Multiphysics Open Source Workflow for Conceptual Design of Inertial Fusion Reactors

This work presents an open-source workflow for the conceptual design of inertial fusion reactors, integrating neutronics, thermomechanics, and fluid dynamics through a consistent and automated approach. Neutronics simulations are conducted using the Fusion ENergy Integrated multiphysi-X (FENIX) code developed by Idaho National Laboratories, which combines OpenMC via the Cardinal framework for neutron transport calculations and MOOSE for finite element thermomechanical analysis. A custom Python package is used to generate parametric reactor geometries, providing both constructive solid geometry (CSG) models for efficient sensitivity analyses and detailed CAD models using CadQuery. The CAD geometries are subsequently converted to DAGMC to enable detailed neutron transport simulations while ensuring geometrical consistency between the neutronics and thermomechanical workflows.

The neutronics analysis provides key metrics, including Tritium Breeding Ratio (TBR), displacement per atom (DPA), and heating deposition. The heating deposition results are then integrated into the thermomechanical workflow within FENIX, where thermal and structural analyses are performed to evaluate the reactor’s response to operational conditions. These analyses are validated against results obtained using commercial tools such as Abaqus and open-source alternatives like Code_Aster.

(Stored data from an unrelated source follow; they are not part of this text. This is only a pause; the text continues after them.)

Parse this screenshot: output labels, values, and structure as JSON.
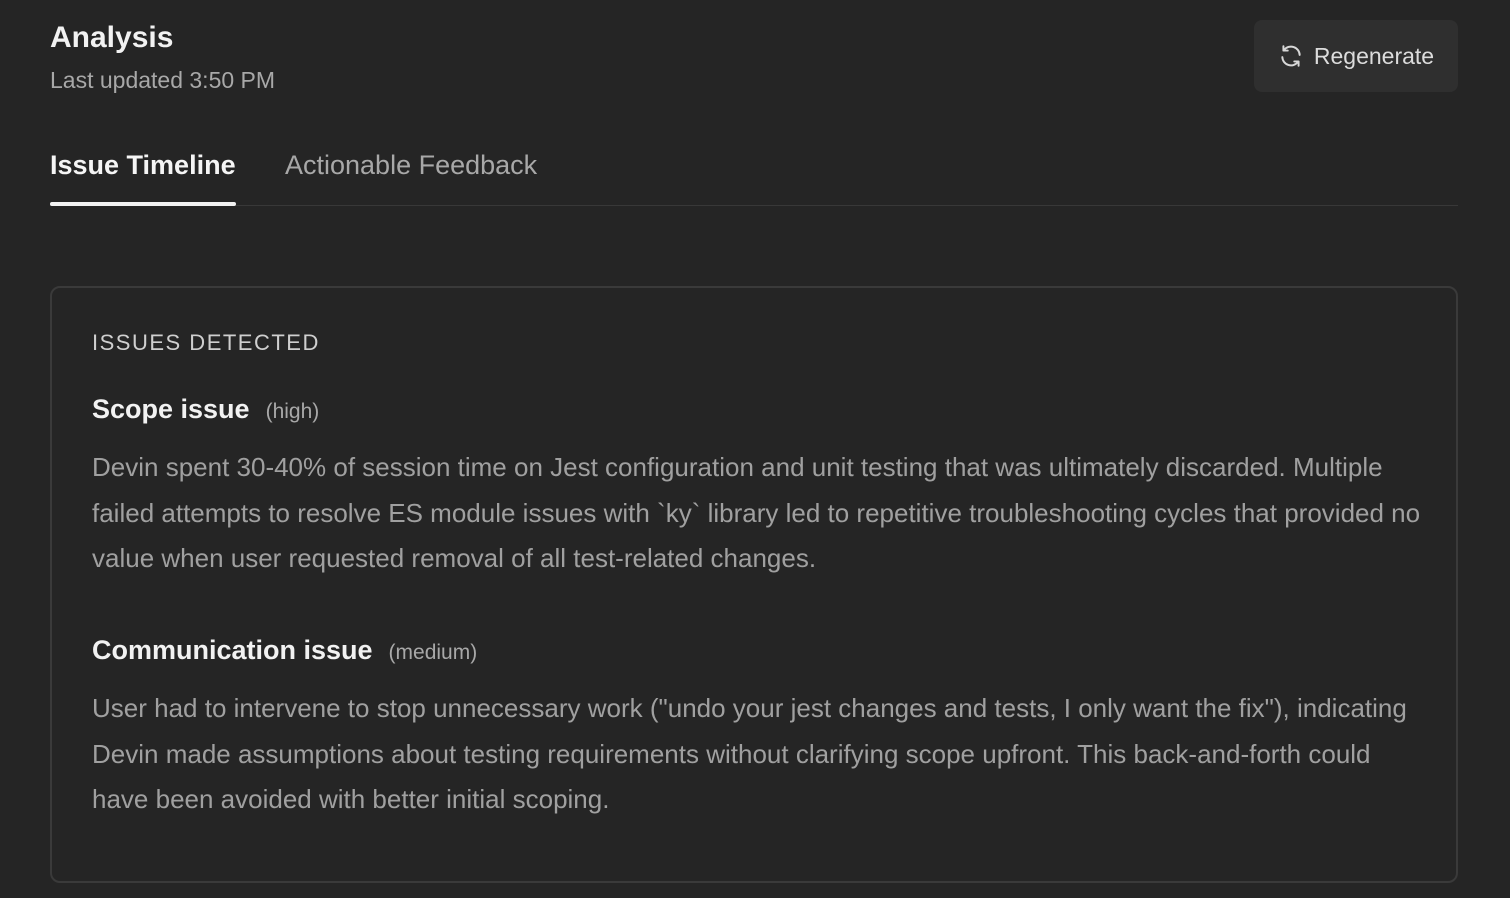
{
  "header": {
    "title": "Analysis",
    "last_updated": "Last updated 3:50 PM",
    "regenerate_label": "Regenerate",
    "regenerate_icon": "refresh-icon"
  },
  "tabs": [
    {
      "label": "Issue Timeline",
      "active": true
    },
    {
      "label": "Actionable Feedback",
      "active": false
    }
  ],
  "issues_section": {
    "heading": "ISSUES DETECTED",
    "issues": [
      {
        "title": "Scope issue",
        "severity": "(high)",
        "description": "Devin spent 30-40% of session time on Jest configuration and unit testing that was ultimately discarded. Multiple failed attempts to resolve ES module issues with `ky` library led to repetitive troubleshooting cycles that provided no value when user requested removal of all test-related changes."
      },
      {
        "title": "Communication issue",
        "severity": "(medium)",
        "description": "User had to intervene to stop unnecessary work (\"undo your jest changes and tests, I only want the fix\"), indicating Devin made assumptions about testing requirements without clarifying scope upfront. This back-and-forth could have been avoided with better initial scoping."
      }
    ]
  }
}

Thermal-hydraulics simulations are performed using a custom system-level code to analyze the performance of the coolant system, while computational fluid dynamics (CFD) simulations are used to study the behavior and stabilization of lithium jets, which serve as a protective layer for the reactor chamber. This workflow provides a comprehensive methodology for the integrated analysis of inertial fusion reactors, with a focus on establishing consistent processes and supporting future iterations of the conceptual design.